Литмир - Электронная Библиотека

Учился Сергей хорошо, но, будучи по характеру безнадёжным ботаником, очень старался, как того требует служба, быть организованным, иметь опрятный вид и вообще хоть как-то походить на военного человека.

Находясь в классе или в ротном помещении, он иногда молча, как бы со стороны, наблюдал за взаимоотношениями между курсантами как в быту и учёбе, так и в служебной обстановке. По выражению его лица нетрудно было понять, какие их поступки или действия он считал правильными, а с чем был не согласен. Изредка некоторые действия его одноклассников вызывали у него полное непонимание или даже протест, что тоже было написано на его лице. Но, чтобы не быть белой вороной, Сергей никаких оценок ничьим действиям никогда не давал и молча наблюдал за жизнью коллектива, в котором оказался волею судьбы. Однако за пять лет учёбы пару раз его всё-таки прорвало.

Первый раз это произошло в конце третьего курса. Тогда в тёплую весеннюю погоду он сидел на скамейке возле курсантского кафе и с удовольствием ел купленный только что сладкий кекс с изюмом и запивал его лимонадом «Буратино». Из кафе вышел Вова Гридасов с куском краковской колбасы и двумя коржиками. Хлеб в кафе уже закончился, и вместо него курсантам предлагали либо булочки с кремом, либо коржики. Всё это происходило около пяти часов дня, то есть после обеда прошло уже больше трёх часов, и у курсантов начинал разыгрываться аппетит, поэтому краковская колбаса с коржиками – тоже были вполне себе ничего.

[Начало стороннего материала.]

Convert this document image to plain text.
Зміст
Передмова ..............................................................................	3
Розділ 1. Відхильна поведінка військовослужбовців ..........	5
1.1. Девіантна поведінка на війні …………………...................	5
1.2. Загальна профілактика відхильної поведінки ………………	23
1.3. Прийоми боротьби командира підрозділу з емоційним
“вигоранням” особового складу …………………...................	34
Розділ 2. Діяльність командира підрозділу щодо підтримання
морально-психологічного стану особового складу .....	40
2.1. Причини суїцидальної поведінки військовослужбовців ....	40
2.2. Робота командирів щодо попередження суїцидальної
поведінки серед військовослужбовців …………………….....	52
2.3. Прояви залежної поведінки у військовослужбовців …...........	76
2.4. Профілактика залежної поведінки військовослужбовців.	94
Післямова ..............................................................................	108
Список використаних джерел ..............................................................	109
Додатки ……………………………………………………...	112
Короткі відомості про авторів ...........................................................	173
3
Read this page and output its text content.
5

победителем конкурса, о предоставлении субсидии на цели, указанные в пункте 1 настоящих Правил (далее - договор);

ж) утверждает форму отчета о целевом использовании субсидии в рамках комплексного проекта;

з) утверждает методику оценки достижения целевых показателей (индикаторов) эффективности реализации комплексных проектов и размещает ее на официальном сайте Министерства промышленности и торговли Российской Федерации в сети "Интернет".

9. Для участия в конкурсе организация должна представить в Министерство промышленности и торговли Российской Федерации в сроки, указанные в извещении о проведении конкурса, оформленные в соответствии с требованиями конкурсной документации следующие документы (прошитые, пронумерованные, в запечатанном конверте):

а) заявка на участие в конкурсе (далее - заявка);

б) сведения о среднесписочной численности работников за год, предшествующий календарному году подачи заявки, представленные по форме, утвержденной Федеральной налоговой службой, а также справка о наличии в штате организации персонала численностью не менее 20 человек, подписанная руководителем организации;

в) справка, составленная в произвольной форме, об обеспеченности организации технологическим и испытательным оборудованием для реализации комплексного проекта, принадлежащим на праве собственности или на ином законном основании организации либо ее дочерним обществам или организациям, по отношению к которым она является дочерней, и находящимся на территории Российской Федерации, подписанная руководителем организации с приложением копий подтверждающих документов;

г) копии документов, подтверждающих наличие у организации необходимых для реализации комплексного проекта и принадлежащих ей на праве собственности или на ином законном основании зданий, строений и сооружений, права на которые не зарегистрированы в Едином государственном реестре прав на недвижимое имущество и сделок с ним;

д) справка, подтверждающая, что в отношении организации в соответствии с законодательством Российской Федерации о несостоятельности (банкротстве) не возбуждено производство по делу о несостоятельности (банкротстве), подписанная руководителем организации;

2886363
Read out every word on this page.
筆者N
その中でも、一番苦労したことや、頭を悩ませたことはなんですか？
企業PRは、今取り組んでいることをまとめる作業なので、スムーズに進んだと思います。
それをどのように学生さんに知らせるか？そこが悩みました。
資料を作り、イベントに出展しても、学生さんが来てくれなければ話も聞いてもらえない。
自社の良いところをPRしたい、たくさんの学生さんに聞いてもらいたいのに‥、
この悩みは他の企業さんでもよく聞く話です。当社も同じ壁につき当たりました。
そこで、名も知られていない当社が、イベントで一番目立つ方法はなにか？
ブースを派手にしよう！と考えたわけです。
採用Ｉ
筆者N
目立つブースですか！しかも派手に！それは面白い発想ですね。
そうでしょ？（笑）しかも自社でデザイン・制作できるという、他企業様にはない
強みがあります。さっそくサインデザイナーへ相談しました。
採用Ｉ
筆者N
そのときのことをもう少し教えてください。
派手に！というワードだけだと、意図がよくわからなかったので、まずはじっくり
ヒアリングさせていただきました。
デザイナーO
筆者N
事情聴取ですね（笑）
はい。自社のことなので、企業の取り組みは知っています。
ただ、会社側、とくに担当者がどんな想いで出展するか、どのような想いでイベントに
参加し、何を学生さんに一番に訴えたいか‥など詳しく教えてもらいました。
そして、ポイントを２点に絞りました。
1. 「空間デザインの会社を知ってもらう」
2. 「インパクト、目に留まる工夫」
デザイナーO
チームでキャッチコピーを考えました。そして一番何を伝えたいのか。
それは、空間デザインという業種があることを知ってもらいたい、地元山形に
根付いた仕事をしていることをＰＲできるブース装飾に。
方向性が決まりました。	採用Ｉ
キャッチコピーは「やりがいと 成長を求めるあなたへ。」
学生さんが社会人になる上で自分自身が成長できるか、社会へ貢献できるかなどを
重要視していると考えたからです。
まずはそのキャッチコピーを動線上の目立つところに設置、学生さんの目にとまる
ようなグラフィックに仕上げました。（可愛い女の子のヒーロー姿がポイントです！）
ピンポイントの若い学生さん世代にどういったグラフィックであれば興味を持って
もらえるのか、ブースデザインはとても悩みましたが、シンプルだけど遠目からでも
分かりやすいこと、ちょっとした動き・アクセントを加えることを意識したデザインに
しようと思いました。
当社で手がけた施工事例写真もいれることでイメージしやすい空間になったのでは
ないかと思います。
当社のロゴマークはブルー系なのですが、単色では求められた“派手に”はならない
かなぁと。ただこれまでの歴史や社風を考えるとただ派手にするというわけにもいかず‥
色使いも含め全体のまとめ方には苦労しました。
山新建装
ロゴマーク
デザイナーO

Встав недалеко от Каретникова, Вова начал с хрустом отгрызать большие куски колбасы и с удовольствием их наворачивать. К нему подбежала училищная дворняжка, которая постоянно крутилась возле кафе и которую за её вечно грязный и замызганный вид курсанты прозвали Дучкой. Но, несмотря на эту обидную кличку, они собаку жалели и постоянно подкармливали.

Дучка, виляя хвостом, остановилась возле Вовы и стала жалобно поскуливать и облизываться, глядя ему в глаза. Однако ни жалеть, ни делиться с ней колбасой Вова настроен не был. Более того, собака его явно раздражала. В конце концов Гридасов не выдержал, размахнулся ногой и с криком «Пошла вон отсюда!» с силой ударил ботинком бедное животное. Пролетев с полметра, Дучка сначала упала на бок, а потом, судорожно дёргаясь, вскочила и, хромая, с визгом бросилась прочь от Гридасова, который, ничуть не смутившись, с довольным видом продолжал уплетать колбасу. Сидевший рядом Каретников сначала с открытым ртом смотрел на эту сцену, а через несколько секунд с искажённым от гнева лицом и с криком: «Гридасов! Урод, чтоб ты сдох, скотина!», беспорядочно размахивая кулаками, бросился на Вову. Стоявшие рядом курсанты с трудом оттащили Сергея от опешившего Гридасова, который стоял столбом, не решаясь дать сдачи своему однокласснику.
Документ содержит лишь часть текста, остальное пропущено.